Всё так напоминает мне первые годы моего существования, и постепенно я начинаю различать обратный путь; я различаю его, когда вижу, как сжимается деревенское пространство, когда гляжу на кошек, на состарившуюся собаку, когда чему-то изумляюсь, когда чувствую вдали дыхание безмятежности – его милосердную влагу с обещанием искупительного дождя для моей всё ещё наполненной грозами жизни. Пройдено и преодолено уже так много ступеней. Эфемерный замок, растаявший в отдалении, уступает место этому вот домику. Имения, рассеянные по всей Франции, мало-помалу отступили вглубь, повинуясь желанию, которое прежде я не осмеливалась высказать. Своеобразная смелость объяснятся живучестью прошлого, которое вдохновляет всё вплоть до младших духов настоящего: служители вновь становятся покорными и сведущими. С любовью трудится горничная, работает мылом в мойке кухарка. Значит, и здесь – хотя я и надеялась вновь найти её только по ту сторону жизни, – здесь тоже существует такая садовая тропинка, где я могла бы найти обратный путь по собственным следам? Не оно ли, призрачное видение матери в голубом немодном сатиновом платье, наполняет лейки на краю колодца? Свежесть водяной пыли, сладостный мираж, дух провинции и сама эта невинность – не это ли всё является милым призывом жизненного конца? Как всё стало просто… Всё вплоть до второго прибора, который я порой располагаю напротив моего собственного на затенённом столе.
Второй прибор… Он теперь занимает мало места: зелёная тарелка, толстый старинный, немного помутневший стакан. Если я подам знак, чтобы его убрали навсегда, никакое гибельное дуновение, внезапно принесённое с горизонта, не поднимет дыбом мои волосы и не повернёт – а такое случалось – мою жизнь вспять. И всё-таки я буду есть с аппетитом, если на моём столе не будет этого прибора. Больше нет тайны, нет змеи, притаившейся под салфеткой, которую, чтобы отличить её от моей, зажимает бронзовая лира, раньше она поддерживала над старым, прошлого века офиклеидом пустынные страницы партитуры, где прочитывались только знаки «сильные доли такта», стекающие через равные интервалы, как слёзы… Теперь это прибор друга, который приходит и уходит, это уже не прибор хозяина дома, который в ночные часы расхаживает по звонким половицам в комнате наверху… В те дни, когда напротив меня нет тарелки, стакана и лиры, я не оставлена, я просто одинока. Мои друзья, успокоившись, мне верят.

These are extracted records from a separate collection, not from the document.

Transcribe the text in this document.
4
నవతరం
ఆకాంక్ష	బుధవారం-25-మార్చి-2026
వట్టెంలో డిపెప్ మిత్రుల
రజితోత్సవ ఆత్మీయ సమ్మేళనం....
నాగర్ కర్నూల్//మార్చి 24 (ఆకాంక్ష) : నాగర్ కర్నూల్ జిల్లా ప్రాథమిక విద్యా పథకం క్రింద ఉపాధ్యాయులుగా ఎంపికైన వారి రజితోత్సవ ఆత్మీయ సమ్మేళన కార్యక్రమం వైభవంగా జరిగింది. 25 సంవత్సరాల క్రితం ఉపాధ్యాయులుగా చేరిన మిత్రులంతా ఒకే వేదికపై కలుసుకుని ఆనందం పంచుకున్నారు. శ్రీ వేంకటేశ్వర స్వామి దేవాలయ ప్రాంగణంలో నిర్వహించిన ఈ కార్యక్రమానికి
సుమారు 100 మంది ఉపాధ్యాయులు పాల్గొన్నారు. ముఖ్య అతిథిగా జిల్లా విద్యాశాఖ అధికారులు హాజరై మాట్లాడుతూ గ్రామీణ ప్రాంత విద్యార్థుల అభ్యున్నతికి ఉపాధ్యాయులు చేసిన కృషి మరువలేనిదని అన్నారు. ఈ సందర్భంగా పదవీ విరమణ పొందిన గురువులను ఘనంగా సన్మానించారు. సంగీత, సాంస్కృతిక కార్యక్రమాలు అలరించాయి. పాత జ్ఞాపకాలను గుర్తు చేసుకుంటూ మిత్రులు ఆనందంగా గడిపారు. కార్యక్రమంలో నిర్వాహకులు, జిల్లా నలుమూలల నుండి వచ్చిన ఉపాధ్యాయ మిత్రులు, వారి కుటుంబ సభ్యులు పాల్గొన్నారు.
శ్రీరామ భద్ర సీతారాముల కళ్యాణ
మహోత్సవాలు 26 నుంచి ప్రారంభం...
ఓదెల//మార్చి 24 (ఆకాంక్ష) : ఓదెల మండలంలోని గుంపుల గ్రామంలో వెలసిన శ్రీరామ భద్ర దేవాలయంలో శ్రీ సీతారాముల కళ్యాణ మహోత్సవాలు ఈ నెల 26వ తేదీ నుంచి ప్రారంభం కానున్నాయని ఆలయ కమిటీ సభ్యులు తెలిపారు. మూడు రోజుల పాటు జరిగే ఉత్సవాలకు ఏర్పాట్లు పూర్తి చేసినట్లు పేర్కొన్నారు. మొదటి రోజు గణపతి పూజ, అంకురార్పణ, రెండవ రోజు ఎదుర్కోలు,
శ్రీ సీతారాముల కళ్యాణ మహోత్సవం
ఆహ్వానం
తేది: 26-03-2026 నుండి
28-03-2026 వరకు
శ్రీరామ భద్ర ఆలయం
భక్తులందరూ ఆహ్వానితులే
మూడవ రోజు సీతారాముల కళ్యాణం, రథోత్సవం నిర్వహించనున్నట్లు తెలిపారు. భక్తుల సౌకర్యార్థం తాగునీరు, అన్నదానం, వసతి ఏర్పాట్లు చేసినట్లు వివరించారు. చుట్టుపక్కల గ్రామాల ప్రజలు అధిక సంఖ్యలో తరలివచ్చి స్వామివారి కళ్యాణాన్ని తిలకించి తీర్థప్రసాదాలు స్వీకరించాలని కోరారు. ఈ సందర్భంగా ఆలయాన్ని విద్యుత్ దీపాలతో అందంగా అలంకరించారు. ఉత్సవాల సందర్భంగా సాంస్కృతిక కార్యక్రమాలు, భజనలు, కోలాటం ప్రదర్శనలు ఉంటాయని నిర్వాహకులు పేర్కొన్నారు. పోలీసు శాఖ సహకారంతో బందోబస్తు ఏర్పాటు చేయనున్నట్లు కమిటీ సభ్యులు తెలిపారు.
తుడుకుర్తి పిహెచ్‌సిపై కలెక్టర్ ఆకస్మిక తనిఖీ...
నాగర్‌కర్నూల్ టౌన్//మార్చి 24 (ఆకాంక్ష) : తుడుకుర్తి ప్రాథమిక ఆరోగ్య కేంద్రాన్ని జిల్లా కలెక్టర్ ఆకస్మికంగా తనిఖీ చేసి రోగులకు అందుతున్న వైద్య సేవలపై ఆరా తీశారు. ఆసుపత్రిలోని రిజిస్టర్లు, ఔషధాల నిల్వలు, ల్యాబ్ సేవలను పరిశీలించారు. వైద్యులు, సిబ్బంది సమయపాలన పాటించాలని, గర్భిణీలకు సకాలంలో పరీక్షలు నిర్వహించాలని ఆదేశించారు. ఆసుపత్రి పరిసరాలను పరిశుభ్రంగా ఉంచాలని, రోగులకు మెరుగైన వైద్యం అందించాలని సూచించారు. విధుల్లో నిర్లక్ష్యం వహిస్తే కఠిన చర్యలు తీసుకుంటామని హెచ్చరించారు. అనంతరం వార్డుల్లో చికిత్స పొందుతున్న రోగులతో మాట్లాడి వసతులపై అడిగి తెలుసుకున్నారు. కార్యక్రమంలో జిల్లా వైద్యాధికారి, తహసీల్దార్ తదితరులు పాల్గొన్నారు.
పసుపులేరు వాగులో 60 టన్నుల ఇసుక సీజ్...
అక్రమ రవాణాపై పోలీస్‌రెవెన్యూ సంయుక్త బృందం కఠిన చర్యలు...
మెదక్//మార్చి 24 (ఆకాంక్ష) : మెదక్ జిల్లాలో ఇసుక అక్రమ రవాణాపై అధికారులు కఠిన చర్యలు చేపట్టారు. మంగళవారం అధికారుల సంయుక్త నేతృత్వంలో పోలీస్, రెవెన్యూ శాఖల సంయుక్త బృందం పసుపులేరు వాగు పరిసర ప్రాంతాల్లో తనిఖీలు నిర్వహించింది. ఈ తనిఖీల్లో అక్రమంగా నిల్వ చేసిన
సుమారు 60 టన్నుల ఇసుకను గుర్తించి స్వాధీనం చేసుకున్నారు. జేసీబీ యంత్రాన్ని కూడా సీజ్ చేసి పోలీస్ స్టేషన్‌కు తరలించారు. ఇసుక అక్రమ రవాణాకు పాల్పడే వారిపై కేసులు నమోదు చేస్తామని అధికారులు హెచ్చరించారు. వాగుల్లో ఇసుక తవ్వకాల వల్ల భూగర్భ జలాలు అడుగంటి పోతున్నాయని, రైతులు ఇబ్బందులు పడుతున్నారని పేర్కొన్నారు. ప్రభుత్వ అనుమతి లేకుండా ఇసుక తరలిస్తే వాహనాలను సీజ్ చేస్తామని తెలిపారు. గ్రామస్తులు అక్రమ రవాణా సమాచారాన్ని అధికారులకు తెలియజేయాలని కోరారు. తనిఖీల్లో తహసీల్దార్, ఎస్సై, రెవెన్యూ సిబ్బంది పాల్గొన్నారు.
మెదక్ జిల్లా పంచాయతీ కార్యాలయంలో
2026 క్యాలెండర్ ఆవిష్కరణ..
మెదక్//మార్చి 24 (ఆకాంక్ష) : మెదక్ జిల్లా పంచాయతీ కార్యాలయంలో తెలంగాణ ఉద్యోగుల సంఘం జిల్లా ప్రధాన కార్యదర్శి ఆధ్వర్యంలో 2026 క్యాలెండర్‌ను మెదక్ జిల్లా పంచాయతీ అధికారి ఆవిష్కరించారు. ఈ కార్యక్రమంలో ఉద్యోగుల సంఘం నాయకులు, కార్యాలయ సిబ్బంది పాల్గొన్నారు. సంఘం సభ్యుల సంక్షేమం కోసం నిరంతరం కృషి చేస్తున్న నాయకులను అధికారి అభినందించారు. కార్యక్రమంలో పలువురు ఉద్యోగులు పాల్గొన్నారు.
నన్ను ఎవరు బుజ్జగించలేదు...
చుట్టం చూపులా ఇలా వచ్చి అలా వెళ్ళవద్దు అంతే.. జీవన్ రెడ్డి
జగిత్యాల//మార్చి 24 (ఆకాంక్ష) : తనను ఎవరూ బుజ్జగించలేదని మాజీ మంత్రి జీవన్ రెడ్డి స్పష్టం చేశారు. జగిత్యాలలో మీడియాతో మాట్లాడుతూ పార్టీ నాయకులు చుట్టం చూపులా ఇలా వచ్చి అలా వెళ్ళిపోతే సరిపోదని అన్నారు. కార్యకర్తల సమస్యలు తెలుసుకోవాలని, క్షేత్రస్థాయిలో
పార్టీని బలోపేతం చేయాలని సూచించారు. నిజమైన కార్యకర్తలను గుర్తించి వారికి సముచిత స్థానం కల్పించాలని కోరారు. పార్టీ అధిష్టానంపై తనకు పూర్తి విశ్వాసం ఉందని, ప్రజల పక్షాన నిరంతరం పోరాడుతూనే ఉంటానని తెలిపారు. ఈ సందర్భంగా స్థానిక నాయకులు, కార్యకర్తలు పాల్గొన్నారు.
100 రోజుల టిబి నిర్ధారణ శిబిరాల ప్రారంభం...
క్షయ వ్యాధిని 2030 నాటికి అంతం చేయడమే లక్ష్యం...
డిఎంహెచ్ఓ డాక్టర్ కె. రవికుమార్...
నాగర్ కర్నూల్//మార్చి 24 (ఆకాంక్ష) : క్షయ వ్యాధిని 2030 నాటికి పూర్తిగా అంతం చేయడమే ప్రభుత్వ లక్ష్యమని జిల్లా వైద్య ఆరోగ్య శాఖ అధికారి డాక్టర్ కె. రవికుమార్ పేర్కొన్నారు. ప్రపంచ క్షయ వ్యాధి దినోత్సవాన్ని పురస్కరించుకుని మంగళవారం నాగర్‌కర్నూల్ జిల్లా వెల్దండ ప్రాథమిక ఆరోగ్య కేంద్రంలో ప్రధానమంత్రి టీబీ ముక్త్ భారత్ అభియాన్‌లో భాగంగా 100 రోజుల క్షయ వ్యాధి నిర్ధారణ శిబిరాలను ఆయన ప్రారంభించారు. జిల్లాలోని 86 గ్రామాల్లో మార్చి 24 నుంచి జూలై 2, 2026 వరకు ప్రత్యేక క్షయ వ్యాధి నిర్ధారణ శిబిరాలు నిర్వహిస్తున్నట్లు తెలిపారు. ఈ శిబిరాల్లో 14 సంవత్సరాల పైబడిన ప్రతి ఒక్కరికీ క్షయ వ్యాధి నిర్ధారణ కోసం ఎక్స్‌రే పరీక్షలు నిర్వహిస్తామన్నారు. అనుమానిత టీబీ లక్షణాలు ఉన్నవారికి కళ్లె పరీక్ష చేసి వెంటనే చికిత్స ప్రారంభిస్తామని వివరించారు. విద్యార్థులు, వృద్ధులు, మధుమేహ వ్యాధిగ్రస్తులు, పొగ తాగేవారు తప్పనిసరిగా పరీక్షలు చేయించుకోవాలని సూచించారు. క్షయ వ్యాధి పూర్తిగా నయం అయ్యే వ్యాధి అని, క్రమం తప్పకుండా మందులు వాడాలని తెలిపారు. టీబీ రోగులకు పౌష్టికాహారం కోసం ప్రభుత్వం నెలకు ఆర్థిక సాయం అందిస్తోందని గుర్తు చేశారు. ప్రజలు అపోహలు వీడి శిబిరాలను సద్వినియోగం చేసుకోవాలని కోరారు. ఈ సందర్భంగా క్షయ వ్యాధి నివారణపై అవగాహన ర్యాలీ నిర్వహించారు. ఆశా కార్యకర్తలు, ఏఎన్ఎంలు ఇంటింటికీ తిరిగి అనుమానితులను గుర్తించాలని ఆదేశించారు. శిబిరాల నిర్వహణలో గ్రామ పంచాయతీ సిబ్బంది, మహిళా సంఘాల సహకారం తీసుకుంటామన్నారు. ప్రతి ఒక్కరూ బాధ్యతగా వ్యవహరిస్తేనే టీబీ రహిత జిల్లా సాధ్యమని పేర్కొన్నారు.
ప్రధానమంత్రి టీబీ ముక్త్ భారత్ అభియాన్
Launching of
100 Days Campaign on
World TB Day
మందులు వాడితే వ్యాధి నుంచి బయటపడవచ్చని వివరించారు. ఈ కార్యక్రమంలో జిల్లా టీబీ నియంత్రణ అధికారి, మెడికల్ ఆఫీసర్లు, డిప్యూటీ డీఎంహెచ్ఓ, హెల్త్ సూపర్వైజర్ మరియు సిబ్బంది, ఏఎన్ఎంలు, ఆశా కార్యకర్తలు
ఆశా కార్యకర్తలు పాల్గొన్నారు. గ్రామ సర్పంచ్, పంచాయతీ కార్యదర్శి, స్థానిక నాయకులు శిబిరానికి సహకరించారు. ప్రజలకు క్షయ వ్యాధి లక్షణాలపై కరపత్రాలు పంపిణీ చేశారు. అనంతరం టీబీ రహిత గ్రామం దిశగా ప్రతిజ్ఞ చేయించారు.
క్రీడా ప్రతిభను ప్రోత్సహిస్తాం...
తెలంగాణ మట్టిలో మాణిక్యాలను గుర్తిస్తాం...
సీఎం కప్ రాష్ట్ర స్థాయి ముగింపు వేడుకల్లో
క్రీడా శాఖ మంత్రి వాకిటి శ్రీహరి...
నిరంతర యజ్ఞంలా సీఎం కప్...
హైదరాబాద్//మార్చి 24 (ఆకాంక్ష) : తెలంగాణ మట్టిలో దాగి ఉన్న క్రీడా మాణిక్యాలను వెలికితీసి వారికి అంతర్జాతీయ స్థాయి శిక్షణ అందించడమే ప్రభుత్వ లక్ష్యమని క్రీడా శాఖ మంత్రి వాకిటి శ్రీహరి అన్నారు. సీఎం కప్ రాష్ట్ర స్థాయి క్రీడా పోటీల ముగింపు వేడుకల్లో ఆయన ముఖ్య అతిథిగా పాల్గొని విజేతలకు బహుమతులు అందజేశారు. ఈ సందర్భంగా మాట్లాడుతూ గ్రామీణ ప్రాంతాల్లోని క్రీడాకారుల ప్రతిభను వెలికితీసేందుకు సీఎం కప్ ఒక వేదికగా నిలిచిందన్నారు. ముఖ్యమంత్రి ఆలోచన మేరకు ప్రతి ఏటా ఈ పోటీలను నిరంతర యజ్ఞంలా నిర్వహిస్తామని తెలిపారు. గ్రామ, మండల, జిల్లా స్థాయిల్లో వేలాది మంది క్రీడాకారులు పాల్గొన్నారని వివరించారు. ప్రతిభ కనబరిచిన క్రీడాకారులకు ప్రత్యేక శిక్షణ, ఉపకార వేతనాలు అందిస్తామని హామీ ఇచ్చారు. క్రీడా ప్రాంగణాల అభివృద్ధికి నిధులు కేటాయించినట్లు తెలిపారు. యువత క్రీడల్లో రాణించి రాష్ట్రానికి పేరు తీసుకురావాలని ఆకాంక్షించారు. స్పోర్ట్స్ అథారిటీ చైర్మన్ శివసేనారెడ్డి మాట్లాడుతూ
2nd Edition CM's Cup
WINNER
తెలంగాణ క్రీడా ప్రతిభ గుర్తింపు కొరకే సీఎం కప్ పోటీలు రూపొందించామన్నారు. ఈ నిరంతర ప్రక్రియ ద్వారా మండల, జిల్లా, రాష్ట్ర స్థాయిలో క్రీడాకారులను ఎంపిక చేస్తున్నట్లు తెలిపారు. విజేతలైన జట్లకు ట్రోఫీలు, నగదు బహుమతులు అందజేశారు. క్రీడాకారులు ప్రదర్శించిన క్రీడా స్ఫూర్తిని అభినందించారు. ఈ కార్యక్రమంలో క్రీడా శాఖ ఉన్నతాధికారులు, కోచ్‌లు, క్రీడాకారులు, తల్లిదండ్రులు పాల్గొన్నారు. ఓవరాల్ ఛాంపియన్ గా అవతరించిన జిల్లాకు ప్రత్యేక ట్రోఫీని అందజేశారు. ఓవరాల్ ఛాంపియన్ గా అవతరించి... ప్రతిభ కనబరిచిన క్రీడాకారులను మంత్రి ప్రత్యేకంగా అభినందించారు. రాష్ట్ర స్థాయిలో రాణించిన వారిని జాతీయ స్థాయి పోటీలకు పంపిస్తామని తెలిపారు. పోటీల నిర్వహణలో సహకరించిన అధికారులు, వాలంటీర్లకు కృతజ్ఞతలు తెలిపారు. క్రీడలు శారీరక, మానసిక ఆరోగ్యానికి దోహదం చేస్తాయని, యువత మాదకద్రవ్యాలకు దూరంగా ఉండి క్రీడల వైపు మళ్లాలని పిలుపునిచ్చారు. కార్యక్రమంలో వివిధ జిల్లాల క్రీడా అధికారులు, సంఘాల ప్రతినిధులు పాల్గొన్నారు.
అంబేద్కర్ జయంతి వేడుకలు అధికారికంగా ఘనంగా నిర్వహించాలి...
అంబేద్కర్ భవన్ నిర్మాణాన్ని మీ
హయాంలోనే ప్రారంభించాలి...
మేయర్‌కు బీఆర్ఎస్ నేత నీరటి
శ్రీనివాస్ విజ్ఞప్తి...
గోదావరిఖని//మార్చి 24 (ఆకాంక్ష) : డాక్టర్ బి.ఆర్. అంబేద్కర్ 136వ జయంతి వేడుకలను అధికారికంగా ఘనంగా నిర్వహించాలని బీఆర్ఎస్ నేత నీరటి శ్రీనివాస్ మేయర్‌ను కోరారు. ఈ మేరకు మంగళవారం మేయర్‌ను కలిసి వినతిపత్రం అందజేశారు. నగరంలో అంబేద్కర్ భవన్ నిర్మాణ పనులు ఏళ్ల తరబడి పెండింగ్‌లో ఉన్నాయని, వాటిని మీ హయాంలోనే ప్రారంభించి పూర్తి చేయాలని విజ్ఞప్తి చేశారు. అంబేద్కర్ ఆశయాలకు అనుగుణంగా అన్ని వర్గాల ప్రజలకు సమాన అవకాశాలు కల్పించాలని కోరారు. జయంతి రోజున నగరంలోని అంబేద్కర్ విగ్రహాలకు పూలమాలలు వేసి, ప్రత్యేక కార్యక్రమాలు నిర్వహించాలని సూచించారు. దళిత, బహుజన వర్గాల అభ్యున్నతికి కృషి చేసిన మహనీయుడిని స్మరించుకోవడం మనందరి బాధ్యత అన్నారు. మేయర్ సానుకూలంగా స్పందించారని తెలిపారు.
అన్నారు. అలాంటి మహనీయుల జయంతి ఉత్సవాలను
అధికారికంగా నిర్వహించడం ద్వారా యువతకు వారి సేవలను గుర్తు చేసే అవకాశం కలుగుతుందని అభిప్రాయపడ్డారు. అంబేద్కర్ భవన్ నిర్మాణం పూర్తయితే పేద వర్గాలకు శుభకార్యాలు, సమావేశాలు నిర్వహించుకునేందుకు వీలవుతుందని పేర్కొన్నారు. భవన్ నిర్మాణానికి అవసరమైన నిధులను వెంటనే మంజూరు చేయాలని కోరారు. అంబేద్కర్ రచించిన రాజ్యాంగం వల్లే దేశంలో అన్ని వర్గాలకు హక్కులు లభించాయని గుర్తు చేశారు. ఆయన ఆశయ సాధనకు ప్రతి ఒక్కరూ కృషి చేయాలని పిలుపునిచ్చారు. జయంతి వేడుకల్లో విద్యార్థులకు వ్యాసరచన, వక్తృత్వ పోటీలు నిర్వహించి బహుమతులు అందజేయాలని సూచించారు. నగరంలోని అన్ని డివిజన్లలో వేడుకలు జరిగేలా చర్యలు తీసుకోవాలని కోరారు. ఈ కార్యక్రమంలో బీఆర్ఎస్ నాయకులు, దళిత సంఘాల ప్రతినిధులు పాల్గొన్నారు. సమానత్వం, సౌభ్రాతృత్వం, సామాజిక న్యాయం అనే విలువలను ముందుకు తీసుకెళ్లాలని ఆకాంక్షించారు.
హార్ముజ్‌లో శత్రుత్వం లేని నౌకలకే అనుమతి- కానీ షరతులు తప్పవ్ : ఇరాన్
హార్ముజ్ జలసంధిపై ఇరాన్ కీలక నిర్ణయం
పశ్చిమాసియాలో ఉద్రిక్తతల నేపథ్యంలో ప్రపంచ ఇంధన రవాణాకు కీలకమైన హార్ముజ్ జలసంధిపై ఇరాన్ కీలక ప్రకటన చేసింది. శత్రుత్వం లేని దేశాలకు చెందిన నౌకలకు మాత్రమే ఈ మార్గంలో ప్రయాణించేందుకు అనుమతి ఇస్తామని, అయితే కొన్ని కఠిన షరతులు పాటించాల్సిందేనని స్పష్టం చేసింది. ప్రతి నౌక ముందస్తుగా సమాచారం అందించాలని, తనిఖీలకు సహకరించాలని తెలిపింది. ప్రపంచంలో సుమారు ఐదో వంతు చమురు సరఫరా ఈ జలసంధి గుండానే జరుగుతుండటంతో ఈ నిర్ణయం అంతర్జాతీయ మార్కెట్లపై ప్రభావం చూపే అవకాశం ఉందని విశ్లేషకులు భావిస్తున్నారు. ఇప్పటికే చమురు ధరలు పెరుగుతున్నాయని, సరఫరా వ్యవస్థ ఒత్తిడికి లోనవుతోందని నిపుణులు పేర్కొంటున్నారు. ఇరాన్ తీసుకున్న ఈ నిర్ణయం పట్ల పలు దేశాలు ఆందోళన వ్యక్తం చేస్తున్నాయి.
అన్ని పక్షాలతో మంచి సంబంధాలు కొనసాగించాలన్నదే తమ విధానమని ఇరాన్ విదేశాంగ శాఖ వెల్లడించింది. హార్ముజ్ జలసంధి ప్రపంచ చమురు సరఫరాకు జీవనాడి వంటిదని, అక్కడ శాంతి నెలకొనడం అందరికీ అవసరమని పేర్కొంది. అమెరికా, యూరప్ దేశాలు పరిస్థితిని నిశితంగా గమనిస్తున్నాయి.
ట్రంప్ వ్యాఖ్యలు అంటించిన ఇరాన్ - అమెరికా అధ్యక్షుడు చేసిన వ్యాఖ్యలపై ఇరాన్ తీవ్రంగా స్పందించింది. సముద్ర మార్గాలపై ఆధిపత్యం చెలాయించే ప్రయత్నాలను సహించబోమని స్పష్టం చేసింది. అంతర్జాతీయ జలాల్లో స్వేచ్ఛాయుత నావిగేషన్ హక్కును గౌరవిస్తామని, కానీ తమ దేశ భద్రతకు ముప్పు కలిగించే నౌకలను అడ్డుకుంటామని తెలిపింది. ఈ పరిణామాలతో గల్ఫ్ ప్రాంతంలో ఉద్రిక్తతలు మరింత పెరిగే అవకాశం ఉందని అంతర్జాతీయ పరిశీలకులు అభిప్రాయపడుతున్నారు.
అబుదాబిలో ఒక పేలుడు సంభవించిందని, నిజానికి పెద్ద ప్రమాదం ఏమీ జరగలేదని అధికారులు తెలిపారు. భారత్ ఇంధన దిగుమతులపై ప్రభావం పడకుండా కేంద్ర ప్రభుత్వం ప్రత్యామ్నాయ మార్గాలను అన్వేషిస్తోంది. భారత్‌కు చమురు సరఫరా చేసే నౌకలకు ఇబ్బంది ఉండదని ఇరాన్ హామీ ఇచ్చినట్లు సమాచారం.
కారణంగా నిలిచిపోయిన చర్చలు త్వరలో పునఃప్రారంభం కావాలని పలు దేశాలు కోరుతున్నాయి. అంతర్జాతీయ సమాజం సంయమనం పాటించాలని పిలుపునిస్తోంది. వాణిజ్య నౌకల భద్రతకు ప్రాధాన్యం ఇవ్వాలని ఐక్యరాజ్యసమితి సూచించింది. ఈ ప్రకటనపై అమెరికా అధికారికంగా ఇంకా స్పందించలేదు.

У меня их остаётся очень мало, два-три друга, те, которые, когда-то оказавшись свидетелями моего первого кораблекрушения, думали, что я погибаю, потому что я сама тоже совершенно искренне в это верила и говорила им об этом. Смерть заботится о том, чтобы одного за другим отправлять их на покой. У меня есть друзья и помоложе, главным образом такие, которые моложе меня самой. Я инстинктивно люблю приобретать и запасать впрок то, что обещает жить и после отпущенного мне срока. Этим друзьям я не причинила столь больших мучений – максимум несколько неприятностей: «Так, ладно, Он, значит, будет и дальше нам её разрушать… До каких же пор Он будет занимать столько места?» Они строили догадки по поводу развязки, её драм, её температурных кривых: «Тяжёлая форма тифа или же доброкачественная сыпь? Небо испытывает нашу подругу, она постоянно умудряется подхватывать такие серьёзные болезни!» Мои истинные друзья всегда давали мне это высшее доказательство преданности: стихийное отвращение к человеку, которого я любила. «А если он, этот, опять исчезнет, сколько забот на нашу голову, сколько трудов, чтобы помочь ей вновь обрести уверенность…»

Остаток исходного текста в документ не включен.